Потом: как со скоростью?
Если «кадиллак» Долана будет, ехать слишком быстро, а траншея окажется слишком короткой, он промчится, немного просев на ходу, и упрется колесами или корпусом в противоположный конец. Крыша будет слегка помята, но машина не упадет в яму. С другой стороны, если скорость «кадиллака» окажется слишком мала, а длина траншеи чересчур велика, он опустится* на дно носом, а не колесами, и это тоже не годится. Захоронить «кадиллак» так, чтобы задняя часть кузова с бампером торчала из-под земли, — это все равно, что захоронить покойника так, что высовываются ноги.
— Так с какой скоростью движется твой космический разведчик?

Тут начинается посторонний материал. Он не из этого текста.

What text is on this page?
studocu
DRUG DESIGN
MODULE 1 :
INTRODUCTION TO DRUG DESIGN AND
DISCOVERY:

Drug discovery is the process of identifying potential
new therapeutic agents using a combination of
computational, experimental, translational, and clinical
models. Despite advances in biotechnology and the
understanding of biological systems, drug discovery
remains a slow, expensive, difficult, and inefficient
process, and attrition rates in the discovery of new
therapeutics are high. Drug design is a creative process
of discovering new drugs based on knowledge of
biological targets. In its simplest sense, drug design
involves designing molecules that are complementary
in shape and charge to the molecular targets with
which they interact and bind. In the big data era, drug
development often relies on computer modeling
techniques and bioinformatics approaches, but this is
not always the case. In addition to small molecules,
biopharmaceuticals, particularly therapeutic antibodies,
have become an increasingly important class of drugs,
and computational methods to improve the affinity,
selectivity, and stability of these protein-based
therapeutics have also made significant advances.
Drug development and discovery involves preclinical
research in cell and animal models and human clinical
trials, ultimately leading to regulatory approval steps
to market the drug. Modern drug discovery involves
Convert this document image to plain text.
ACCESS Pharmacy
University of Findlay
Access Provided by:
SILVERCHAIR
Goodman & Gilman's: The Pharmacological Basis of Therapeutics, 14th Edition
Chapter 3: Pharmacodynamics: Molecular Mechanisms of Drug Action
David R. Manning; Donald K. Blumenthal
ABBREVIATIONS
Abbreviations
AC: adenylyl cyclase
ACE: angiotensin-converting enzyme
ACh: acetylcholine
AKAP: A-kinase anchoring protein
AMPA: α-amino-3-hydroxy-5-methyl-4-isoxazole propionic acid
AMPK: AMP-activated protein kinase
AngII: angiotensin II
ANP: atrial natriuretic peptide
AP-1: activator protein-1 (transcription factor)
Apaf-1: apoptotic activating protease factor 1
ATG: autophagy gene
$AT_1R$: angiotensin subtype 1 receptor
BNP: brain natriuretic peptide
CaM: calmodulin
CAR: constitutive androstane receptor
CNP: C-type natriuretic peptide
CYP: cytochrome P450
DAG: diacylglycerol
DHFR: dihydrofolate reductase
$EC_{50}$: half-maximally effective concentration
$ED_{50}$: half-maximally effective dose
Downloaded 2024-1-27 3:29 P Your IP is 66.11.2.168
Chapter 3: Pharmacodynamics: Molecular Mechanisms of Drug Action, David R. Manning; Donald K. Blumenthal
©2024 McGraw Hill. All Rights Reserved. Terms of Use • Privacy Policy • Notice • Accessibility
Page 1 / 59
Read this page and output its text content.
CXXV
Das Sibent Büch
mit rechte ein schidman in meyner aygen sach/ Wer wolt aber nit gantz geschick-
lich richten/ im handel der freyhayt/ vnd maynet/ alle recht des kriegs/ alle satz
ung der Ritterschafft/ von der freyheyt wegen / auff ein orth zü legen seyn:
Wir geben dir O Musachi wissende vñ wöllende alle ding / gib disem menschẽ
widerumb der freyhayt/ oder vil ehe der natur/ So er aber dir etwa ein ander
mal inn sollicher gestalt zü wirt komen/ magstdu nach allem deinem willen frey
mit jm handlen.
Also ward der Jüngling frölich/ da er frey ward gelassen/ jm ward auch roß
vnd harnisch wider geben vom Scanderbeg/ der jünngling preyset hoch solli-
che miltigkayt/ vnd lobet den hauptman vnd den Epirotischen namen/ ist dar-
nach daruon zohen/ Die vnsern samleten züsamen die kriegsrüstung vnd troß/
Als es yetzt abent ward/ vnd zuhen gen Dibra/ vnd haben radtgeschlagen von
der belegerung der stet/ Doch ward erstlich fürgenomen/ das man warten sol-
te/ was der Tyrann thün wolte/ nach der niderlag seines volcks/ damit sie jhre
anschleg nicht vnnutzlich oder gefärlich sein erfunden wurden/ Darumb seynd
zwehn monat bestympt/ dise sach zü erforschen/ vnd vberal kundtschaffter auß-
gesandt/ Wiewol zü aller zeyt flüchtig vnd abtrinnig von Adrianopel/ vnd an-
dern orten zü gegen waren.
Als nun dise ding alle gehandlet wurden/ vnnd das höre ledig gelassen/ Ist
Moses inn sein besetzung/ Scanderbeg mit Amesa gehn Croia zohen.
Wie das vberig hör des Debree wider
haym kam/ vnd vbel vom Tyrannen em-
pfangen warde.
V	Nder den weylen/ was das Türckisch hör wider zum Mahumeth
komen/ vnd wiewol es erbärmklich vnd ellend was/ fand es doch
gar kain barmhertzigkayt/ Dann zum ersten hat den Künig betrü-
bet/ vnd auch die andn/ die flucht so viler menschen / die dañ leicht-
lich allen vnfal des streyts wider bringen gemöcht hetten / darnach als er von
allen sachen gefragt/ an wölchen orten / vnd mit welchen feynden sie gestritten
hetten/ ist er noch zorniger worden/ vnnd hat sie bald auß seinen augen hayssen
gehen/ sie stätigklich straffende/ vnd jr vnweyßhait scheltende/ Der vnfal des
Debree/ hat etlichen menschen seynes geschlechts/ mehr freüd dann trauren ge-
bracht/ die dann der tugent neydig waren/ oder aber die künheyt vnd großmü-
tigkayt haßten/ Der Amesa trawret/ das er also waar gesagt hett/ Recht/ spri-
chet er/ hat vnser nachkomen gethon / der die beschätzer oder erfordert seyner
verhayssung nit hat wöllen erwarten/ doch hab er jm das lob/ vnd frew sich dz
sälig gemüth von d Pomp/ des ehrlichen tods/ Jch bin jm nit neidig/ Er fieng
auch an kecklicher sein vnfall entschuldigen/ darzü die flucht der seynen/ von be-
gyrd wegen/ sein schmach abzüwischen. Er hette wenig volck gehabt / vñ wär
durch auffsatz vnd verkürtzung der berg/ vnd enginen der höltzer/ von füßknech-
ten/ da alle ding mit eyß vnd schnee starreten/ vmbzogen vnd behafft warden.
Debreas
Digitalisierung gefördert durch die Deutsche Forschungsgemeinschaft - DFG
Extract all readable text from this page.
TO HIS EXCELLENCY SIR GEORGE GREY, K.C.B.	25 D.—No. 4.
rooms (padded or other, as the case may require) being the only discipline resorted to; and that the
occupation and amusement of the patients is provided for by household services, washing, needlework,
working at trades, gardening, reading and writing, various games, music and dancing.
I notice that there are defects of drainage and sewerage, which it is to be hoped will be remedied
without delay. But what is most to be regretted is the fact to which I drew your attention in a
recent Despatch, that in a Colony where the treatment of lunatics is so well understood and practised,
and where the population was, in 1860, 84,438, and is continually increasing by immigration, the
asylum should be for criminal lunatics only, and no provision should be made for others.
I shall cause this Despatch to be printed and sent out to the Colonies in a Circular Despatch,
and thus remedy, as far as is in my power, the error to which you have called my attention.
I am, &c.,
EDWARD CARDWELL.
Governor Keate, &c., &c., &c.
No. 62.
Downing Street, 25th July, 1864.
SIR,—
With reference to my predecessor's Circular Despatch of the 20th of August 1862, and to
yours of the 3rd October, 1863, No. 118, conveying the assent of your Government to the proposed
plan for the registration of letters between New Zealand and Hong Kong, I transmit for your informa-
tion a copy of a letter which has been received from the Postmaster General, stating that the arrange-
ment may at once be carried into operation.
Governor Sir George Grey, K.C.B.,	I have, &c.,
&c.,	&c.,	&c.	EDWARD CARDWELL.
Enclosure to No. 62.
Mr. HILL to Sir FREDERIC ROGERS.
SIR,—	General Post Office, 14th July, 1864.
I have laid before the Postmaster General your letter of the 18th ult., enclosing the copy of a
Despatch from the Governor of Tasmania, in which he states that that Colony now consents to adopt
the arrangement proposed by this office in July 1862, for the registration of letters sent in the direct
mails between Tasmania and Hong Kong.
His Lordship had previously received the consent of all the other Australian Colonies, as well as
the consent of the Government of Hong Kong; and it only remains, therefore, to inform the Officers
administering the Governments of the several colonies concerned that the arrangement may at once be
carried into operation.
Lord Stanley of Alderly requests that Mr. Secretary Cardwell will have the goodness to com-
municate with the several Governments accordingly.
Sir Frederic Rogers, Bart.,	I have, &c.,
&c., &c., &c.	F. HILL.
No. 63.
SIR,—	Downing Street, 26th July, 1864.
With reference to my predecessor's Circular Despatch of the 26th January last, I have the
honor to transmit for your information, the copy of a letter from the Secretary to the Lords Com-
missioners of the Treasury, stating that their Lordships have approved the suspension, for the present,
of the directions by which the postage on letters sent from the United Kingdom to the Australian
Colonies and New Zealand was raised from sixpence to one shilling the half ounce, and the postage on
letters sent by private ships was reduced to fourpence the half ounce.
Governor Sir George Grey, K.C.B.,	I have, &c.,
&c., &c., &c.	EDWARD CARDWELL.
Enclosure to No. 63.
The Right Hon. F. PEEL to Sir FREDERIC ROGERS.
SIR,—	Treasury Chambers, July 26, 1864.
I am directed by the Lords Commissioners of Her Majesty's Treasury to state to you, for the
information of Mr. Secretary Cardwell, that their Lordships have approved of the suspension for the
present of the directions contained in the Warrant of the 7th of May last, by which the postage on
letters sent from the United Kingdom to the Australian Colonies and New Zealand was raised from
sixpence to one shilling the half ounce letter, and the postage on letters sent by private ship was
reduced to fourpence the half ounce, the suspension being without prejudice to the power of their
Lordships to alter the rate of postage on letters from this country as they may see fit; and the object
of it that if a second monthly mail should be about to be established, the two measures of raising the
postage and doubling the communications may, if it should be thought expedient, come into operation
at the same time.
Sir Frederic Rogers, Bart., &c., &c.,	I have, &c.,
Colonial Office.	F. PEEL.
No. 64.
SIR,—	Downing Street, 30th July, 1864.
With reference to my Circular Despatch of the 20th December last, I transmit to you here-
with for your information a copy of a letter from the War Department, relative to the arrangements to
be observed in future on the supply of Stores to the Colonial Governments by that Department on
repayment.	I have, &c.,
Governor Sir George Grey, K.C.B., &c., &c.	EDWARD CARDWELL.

Я быстро посчитал в уме. На трассе при небольшом движении шофер Долана держал около ста километров в час. Может, немного сбросит. Я могу убрать знаки объезда, но ведь не спрячу дорожную технику и не смогу ликвидировать все признаки ремонта.
— Примерно двадцать руллов, — сказал я.
Он усмехнулся:
— А в других единицах?
— Скажем, восемьдесят земных километров в час.
— Ага. — Он тут же принялся считать на своем компьютере, а я присел рядом, широко улыбаясь и повторяя про себя чудесные слова: «траектория спуска».
Вскоре он поднял голову.
— Знаешь, — произнес он, — может, тебе стоит подумать насчет того, чтобы изменить размеры корабля, дружок.
— Да? А почему ты так считаешь?
— Пять на полтора — слишком много для космического разведчика. — Он рассмеялся. — Это как раз размеры «линкольна-IV».
Я тоже засмеялся. Мы хохотали вместе.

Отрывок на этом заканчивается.